The NC3Rs gateway: a new way of demonstrating 3Rs impact

Vicky Robinson, Chief Executive of NC3Rs, introduces the new NC3Rs gateway on F1000Research

We announce a new partnership with NC3Rs to launch a gateway that will maximise the impact of the 3Rs technologies and approaches in animal research. In this guest blog, Vicky Robinson, Chief Executive of NC3Rs, introduces the NC3Rs Gateway.

Funding first class 3Rs -Replacement, Reduction and Refinement – animal research is at the heart of the NC3Rs strategy. Over the years, since the Centre was launched in 2004, we have funded some stellar science that has delivered major 3Rs impacts as well as providing findings that contribute to the knowledge base and have the potential to improve human health.

One of my greatest pleasures is hearing the buzz around a funding panel when they start discussing a grant application that ticks every box – great well-articulated 3Rs impacts, strong dissemination plan, robust underpinning science and a properly thought through experimental design. These are ultimately the pieces of work that should have a disruptive impact on animal use. But is that always the case in practice?

Scientists are often unaware of the new models that are available to replace, reduce or refine their animal use, or how they might be integrated into their research programmes.

It shouldn’t be a surprise because it effects most areas of science, but the 3Rs also suffers from its own translational “valley of death”, that is the gap between the development of innovative 3Rs models, tools and approaches and their uptake into common practice.
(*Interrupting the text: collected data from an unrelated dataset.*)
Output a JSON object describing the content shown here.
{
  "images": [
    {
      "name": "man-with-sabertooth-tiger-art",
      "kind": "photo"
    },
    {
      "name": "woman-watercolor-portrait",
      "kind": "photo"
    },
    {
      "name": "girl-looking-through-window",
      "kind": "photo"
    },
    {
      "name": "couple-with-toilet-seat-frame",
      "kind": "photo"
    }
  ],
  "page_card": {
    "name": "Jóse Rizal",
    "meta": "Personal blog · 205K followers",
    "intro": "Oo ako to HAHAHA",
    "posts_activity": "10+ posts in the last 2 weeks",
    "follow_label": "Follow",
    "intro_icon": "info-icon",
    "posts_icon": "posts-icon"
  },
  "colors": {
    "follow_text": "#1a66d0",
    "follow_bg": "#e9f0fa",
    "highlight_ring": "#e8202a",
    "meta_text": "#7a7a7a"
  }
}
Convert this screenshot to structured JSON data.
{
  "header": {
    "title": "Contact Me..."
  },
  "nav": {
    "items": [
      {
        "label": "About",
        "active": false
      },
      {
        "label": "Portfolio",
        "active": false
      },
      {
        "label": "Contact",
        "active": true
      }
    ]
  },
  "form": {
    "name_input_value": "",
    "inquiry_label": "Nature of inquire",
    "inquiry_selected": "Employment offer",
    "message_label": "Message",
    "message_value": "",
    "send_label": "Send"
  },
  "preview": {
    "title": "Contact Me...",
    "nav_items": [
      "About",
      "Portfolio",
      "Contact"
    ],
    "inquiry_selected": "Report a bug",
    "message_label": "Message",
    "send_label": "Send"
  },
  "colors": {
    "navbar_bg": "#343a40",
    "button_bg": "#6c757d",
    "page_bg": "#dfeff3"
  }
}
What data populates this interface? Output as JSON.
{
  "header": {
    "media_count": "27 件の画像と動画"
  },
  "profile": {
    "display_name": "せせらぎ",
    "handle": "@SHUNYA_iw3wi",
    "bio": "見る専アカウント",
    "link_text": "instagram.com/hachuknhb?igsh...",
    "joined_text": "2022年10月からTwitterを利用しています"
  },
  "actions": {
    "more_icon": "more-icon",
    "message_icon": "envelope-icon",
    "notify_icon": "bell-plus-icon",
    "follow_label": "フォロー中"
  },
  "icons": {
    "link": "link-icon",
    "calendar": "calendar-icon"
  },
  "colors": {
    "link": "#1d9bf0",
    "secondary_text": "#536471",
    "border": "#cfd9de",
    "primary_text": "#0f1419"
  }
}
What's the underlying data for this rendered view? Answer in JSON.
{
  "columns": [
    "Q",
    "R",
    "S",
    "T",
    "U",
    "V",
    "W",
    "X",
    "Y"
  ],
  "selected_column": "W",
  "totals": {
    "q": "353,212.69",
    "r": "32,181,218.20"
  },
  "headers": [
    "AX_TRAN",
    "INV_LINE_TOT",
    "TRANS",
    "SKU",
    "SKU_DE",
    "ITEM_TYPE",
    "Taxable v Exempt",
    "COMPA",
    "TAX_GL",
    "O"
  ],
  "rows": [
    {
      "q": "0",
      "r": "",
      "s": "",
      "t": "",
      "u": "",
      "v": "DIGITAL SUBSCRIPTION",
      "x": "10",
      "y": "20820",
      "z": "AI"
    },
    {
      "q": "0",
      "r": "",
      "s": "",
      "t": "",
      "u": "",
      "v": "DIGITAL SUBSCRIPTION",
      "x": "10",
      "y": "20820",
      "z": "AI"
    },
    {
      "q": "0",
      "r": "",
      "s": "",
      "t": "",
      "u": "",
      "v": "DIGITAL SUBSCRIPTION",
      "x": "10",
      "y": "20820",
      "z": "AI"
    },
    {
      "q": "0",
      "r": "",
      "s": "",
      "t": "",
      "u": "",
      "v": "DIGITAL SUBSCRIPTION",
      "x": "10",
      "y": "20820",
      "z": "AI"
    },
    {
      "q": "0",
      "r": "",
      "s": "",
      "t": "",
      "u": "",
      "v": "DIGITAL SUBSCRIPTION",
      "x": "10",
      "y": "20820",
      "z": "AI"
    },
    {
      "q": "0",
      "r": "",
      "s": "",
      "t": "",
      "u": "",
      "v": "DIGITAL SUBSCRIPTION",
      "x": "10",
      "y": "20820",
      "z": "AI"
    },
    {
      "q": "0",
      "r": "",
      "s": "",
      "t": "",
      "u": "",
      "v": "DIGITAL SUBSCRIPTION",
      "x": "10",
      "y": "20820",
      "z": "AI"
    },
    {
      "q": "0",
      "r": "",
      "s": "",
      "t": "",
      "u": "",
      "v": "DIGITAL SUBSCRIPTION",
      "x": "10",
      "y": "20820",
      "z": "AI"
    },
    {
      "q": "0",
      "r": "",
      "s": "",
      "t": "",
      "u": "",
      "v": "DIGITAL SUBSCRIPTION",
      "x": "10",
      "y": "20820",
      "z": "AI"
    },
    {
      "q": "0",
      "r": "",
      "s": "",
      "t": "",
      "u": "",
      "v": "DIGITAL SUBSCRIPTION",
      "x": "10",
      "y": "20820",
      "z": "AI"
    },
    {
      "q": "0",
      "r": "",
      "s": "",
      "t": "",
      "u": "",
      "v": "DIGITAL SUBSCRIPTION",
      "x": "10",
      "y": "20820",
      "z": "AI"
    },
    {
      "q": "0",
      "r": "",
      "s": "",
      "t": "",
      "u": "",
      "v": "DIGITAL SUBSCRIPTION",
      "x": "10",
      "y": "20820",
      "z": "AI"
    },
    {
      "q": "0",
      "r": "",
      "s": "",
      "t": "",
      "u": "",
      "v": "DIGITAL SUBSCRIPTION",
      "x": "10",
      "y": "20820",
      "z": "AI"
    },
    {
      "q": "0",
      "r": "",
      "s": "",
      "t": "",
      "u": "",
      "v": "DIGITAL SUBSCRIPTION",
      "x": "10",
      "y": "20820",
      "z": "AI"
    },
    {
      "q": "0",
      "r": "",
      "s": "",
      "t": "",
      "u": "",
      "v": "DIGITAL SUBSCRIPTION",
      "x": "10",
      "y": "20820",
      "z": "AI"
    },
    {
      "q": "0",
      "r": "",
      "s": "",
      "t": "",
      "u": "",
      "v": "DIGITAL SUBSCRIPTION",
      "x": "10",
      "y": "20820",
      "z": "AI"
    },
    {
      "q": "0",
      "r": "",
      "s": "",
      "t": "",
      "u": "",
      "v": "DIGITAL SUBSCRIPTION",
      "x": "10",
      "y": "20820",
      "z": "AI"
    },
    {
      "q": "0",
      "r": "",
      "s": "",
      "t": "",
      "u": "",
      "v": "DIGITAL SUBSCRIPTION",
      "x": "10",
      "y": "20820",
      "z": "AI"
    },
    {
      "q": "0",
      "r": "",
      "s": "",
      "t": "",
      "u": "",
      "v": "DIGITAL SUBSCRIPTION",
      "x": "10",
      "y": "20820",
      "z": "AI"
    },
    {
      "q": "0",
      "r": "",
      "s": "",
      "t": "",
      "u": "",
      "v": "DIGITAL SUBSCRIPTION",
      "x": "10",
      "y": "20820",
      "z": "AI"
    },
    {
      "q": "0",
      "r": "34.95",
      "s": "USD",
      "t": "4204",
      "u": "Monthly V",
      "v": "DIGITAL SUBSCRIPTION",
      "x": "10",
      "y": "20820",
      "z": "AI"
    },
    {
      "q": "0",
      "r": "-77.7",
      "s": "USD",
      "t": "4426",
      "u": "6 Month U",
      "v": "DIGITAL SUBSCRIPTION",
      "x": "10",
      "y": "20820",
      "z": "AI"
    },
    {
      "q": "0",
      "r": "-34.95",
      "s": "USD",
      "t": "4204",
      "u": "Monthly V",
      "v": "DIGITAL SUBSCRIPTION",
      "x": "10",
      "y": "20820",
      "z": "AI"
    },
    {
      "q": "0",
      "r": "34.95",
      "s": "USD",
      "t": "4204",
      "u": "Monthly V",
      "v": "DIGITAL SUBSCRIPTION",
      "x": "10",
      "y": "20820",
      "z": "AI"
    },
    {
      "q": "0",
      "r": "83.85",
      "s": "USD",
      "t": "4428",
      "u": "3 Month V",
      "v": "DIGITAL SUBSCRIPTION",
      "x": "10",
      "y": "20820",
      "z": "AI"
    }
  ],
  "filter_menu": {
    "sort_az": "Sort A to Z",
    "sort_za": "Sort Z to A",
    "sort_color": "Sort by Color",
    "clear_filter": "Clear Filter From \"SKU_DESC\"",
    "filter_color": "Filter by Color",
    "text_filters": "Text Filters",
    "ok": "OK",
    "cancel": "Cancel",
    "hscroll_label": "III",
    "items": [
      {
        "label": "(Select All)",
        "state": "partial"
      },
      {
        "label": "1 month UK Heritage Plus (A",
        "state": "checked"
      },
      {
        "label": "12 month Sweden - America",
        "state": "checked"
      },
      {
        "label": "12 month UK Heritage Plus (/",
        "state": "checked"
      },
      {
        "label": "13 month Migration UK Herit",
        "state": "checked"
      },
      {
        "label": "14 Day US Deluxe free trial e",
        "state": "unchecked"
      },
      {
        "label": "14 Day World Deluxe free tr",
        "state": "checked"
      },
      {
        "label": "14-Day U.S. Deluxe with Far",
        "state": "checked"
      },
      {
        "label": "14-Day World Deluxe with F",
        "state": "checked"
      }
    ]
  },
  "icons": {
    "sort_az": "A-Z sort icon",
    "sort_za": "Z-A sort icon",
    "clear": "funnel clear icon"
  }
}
There are many reasons for this gap but one of the major ones is the paucity of information on the 3Rs in the published literature which means that scientists are often unaware of the new models that are available to replace, reduce or refine their animal use, or how they might be integrated into their research programmes.

That is not to say that NC3Rs-funded researchers don’t have great publications. The problem is, it is not unusual for me to read a paper that cites the NC3Rs as a funder, only to find that it either includes no explicit reference to the 3Rs, insufficient relevance to the 3Rs or little mention of how the research fits within the context of the 3Rs. I should say that this has been an endless source of frustration not least because it is a missed opportunity for us as a funder and the many potential end-users of the outputs of the NC3Rs, as well as our grant holders as it prevents the full impact of their work being realised.

Whilst often lacking 3Rs information, the papers do describe important scientific findings using the models whose development we have funded. This of course ultimately helps to build confidence in new models and in time should help foster wider uptake. But it is only part of the story. Without detailed information on the model development including technical details, its performance characteristics and limitations and its 3Rs impact, the valley of death will remain a major obstacle for much of the work we fund.

As a publicly-funded organisation we have a responsibility to ensure that the outputs of work we fund are in the public domain

Dialogue with our grant holders is an essential activity for us and we have regular meetings with them to provide support wherever we can. One topic that often comes up is the difficulty of getting 3Rs impacts published, and how this can be due to apparent space limitation or journal editors and reviewers asking for the information to be deleted from manuscripts.

As a publicly-funded organisation we have a responsibility to ensure that the outputs of work we fund are in the public domain in a format that means they can be accessed and used by others, including scientists, other research funders, regulators and ethics committees. The innovative publishing platform created by F1000Research, also used by the likes of Wellcome and the Gates Foundation, provides an ideal solution for us and we are delighted to be working with the brilliant team there to launch the NC3Rs Gateway. The gateway, which will provide open access to articles that undergo invited peer review after publication, will ensure that we are transparent about what our research investment delivers and importantly will add to our armoury for tackling the 3Rs valley of death.

What will the gateway mean for NC3Rs-funded researchers? It will be a new opportunity to showcase their 3Rs research in a way that will maximise its use and uptake by others. It won’t preclude them publishing scientific finding elsewhere, in fact, the gateway will be complementary to the more traditional publishing routes.

We are launching the gateway with four articles and an editorial that cover the diversity of science we support from clever stuff using the fruit fly to hard core computational modelling. There is a pipeline of articles in preparation so lots of exciting science to come and hopefully an end to the frustration of not having the full impacts of NC3Rs funding available to all.